As for the number of cores, it depends on what the system is being used for.

I suspect that the next iteration (next year?) might have a dual cpu option.
I am only finding 8gb parts in the new ram speed.
32gb for now, maybe 64gb by years end. 128? That would require 32gb ram chips. Good luck.
BTW our Mac Pros at this facility are running 64gb ram, we are thinking about going to a higher ram capacity next fiscal year. We just bought these in Feb, so the new Mac Pro won't be an option until 2016 for us. Stupid mandatory 3 year refresh cycle.
 
This was in response to the analogy of the switch the PowerPC, where switching opened up a ton of doors for Apple.

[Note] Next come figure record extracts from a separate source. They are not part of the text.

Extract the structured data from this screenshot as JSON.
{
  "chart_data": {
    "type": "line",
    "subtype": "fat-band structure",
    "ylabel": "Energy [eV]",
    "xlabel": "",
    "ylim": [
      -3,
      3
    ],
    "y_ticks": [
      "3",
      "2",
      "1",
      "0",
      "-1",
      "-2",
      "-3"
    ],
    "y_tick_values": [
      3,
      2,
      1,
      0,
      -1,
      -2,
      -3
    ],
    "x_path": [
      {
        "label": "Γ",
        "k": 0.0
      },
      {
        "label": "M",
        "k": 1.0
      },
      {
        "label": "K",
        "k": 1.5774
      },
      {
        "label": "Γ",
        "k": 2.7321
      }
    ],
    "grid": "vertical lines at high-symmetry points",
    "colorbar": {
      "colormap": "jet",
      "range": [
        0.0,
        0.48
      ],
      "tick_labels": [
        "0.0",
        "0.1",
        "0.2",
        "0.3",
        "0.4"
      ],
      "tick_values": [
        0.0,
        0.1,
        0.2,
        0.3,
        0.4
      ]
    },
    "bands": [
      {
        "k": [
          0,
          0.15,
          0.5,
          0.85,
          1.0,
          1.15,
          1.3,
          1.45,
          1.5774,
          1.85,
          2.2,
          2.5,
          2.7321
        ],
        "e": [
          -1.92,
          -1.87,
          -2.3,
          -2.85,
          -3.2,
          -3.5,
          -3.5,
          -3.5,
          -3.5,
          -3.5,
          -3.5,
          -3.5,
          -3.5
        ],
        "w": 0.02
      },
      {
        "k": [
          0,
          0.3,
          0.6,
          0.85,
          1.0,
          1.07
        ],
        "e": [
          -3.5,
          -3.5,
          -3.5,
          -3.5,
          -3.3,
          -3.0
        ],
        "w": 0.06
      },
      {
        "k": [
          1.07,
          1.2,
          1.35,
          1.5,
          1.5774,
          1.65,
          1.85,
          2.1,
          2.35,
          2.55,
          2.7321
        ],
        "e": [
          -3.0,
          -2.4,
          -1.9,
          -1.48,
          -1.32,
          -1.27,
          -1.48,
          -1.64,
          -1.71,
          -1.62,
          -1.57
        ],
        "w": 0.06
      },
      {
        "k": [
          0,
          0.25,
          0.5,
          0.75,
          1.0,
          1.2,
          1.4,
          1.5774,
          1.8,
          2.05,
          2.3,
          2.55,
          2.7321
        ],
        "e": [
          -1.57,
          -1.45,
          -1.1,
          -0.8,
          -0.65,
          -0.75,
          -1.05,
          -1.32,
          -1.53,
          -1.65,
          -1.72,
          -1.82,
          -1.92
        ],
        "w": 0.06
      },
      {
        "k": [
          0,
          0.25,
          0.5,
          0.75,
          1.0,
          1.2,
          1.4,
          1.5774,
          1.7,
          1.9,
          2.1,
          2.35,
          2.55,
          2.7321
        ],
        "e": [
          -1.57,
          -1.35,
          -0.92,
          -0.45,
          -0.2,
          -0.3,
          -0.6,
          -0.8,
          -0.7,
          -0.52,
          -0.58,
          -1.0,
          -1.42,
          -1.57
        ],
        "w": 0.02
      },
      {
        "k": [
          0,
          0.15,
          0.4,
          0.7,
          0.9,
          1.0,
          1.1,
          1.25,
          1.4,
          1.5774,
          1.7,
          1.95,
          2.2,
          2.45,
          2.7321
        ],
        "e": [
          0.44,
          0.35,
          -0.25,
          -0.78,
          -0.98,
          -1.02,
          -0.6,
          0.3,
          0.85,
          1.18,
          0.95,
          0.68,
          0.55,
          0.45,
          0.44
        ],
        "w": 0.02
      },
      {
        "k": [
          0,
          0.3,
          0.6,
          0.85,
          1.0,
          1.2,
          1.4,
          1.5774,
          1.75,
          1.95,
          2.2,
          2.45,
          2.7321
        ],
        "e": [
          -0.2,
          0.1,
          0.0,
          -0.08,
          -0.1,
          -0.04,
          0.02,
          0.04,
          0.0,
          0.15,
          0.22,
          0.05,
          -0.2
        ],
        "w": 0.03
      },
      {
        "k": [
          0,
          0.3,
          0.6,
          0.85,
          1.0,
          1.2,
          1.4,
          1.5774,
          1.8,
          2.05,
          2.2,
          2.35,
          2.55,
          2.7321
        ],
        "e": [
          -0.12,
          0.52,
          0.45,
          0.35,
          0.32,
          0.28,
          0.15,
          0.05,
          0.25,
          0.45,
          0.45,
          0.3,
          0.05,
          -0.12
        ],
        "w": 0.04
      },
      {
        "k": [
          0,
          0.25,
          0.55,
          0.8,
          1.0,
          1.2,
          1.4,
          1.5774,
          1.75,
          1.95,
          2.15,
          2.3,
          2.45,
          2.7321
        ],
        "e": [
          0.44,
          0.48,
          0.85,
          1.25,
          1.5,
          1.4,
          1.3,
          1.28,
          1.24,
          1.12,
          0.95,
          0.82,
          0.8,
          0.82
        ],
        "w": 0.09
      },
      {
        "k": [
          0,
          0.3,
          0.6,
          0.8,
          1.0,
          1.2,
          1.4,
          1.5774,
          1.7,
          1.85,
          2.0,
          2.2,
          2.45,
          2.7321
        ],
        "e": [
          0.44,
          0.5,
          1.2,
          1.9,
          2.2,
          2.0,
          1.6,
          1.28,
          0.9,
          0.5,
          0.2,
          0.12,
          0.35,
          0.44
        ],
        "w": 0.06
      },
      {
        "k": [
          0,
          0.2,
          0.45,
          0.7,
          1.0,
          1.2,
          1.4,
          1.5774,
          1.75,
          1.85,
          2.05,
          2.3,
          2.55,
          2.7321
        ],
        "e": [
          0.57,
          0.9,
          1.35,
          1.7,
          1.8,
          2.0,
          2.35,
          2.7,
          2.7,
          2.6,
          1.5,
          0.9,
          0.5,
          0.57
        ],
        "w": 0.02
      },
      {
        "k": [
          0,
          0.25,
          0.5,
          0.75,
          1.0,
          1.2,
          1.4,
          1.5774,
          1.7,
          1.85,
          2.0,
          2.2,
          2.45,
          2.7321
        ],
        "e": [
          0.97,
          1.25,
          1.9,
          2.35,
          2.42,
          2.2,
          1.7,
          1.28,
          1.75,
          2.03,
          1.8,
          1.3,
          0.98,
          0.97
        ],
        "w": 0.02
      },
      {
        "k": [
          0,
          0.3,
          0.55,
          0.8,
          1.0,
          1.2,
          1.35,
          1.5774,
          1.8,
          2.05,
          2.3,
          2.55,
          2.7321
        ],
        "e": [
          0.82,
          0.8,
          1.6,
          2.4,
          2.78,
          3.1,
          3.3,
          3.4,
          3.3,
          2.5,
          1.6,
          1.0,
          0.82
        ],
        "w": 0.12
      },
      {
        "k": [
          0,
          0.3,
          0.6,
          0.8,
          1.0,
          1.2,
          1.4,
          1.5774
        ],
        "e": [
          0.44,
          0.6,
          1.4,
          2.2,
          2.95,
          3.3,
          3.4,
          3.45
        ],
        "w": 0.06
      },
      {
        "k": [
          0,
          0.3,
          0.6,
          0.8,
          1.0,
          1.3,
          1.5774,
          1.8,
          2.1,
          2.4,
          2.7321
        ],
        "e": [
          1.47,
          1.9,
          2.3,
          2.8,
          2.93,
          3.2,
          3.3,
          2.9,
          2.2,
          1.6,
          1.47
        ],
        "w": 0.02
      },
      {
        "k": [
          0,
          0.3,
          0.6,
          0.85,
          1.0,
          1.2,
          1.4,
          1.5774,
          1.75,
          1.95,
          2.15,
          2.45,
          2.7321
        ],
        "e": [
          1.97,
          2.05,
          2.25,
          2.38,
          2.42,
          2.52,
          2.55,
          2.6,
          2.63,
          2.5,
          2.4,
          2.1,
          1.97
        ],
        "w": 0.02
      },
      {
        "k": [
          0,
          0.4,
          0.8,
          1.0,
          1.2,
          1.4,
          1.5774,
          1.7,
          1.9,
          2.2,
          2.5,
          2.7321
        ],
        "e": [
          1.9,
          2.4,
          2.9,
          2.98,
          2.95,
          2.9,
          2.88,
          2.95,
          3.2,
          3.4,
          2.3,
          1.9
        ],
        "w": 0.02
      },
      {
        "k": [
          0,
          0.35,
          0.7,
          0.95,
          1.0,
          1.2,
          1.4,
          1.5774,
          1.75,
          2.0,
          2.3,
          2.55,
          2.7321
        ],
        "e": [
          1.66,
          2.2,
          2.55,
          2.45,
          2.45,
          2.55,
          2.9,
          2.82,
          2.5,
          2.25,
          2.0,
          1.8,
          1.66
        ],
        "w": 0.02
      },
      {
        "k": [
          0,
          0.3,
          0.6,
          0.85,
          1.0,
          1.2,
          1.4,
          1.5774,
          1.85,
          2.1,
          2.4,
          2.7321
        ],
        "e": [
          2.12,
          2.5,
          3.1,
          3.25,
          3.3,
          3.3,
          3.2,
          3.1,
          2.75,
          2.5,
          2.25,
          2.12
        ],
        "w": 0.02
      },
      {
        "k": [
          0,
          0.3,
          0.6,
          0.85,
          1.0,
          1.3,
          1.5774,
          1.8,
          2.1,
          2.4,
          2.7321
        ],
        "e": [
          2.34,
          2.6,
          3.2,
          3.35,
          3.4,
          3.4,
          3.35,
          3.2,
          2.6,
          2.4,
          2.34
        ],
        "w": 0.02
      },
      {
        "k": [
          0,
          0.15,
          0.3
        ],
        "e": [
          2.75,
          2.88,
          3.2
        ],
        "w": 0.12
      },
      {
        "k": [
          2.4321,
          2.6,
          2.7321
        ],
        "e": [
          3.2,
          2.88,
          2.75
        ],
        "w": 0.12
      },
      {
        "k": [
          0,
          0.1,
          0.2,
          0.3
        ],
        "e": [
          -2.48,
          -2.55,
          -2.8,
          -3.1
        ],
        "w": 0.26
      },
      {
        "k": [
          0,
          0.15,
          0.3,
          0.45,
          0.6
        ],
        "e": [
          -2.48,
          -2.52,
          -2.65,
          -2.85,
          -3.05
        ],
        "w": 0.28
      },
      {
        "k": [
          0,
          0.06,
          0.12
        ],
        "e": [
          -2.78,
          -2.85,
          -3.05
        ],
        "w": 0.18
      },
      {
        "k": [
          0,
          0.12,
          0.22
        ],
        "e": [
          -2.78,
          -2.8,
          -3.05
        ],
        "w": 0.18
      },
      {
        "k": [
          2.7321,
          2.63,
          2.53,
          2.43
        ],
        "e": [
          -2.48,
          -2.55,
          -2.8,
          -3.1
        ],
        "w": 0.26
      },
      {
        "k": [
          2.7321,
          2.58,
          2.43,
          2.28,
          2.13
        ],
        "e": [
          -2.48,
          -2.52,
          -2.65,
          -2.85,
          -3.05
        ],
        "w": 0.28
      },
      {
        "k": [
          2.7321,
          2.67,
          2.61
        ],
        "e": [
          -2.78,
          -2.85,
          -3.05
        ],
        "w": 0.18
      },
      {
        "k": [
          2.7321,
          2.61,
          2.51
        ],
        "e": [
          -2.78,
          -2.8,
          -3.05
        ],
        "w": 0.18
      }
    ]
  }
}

Money drove Power PC also. If Apple had paid IBM to make what they wanted, it would have been built. That Sony, Microsoft, and Nintendo did it showed it was really a matter of putting your money on the table. Apple kept their money in their pocket.

It was cheaper and less risky (which typically boils down to money) to go the Intel route. Feed off the common WinPC infrastructure market and probably with awareness that the broader market would drag its heels for a long time on BIOS. Your competitors providing segmentation primarily to your benefit... gotta love that.





I more meant a bespoke, custom hardware for replacing your internal AMD card with an nVidia one.

If Apple largely designed and built the card that isn't likely going to happen. It is in the same class as the current Mac Pro's daughtercard.

The current Mac Pro was a very different process. Apple evaluated reference design and there was boot issues to tackle. Sharing a heatsink with the rest of the Mac not likely something Apple is going to let some 3rd party vendor (with its own agenda) do.

as a BTO option for those of us who don't want to pay for AMD cards we're not going to use,

Proprietary software is a big driver of that. CUDA arrived first but so did Adobe Flash. It is taking HTML5 a while but the proprietary solution is being pushed out of the over time.

This is new Mac Pro design is one that Apple probably plans to live on over the next 5-7 years. Where things will be 2-3 years from now is a bigger driver of whether it is a good match or not. CUDA is loosing ground. Inertia may keep it around a bit longer in some HPC subsets (among some others), but with 3 of the 3 largest GPU vendors backing OpenCL and only one vendor behind CUDA the long term prospects for CUDA aren't that good. Up in the same category of "Android is never going to catch iPhone" , "Windows on open hardware is never going to catch Mac OS on proprietary hardware " , etc.



or to replace the FirePros a few years down the line when there's something better coming down the pipe.

It is a trade-off. I think that is way they are going to try to go "overkill" (relative to the software alignment to the design) so that it will take a while for a broader spectrum of the software to catch up and take advantage.

Some subset of the rapid GPU trading is trying to brute force bad (at least unoptimized ) software to go faster. Throwing hardware at it to flog it into going faster when it is doing distinctly not particularly optimal things.

May not be able to sit on a box infrastructure 5-8 years but won't be every 2 either.